Many tokens issued in ICOs entitle their holders to a share of profits of a particular project, while others allow holders to use a particular platform for a variety of services.
But Baker & McKenzie's Kluchenek told GlobalCapital that he wasn’t sure the SEC and CFTC were co-ordinating sufficiently in their efforts to regulate cryptocurrencies.
“It seems that the CFTC and SEC are on parallel paths with respect to bitcoin investment opportunities, but it’s not clear that there is any meaningful co-ordination between the agencies,” he said. “If anything, co-ordination seems not to be the case. The race for the first mover advantage is on.”
Across the pond in Europe, financial regulation of cryptocurrencies has been slower, with a coherent response among European member states forthcoming.
“That’s partly down to the fact that it is a more complex landscape than the US, in terms of financial regulation, with many member states that need to agree on new legislation,” said Green. “So things take more time than in the US.”
He added that it would be interesting to see where bitcoin and bitcoin futures would fall under existing and upcoming financial regulation.
“There are some interesting questions as to the extent those will be covered by EMIR and treated as financial instruments under MiFID II,” he said.
The European Markets Infrastructure Regulation was introduced to better police derivatives in Europe, encouraging more clearing of derivatives products and transaction reporting.
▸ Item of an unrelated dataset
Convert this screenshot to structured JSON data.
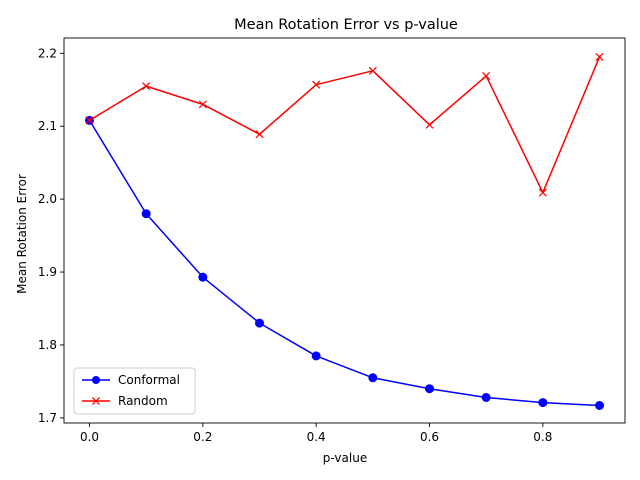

The Markets in Financial Instruments Directive will bring a broader overhaul of European financial markets, aiming to improve transparency and price discovery.
In October, GlobalCapital reported that ESMA was looking into token offerings and could issue a “warning” on the practice to spur European member states to action. However, it remains unclear if the agency will ban the practice as has happened in China and South Korea, or come out in favour of bringing ICOs into the scope of existing securities regulation, like in Switzerland.
The introduction of an exchange traded fund for bitcoin has widely been tipped by GlobalCapital sources as the next big step in digital currencies' drive into capital markets.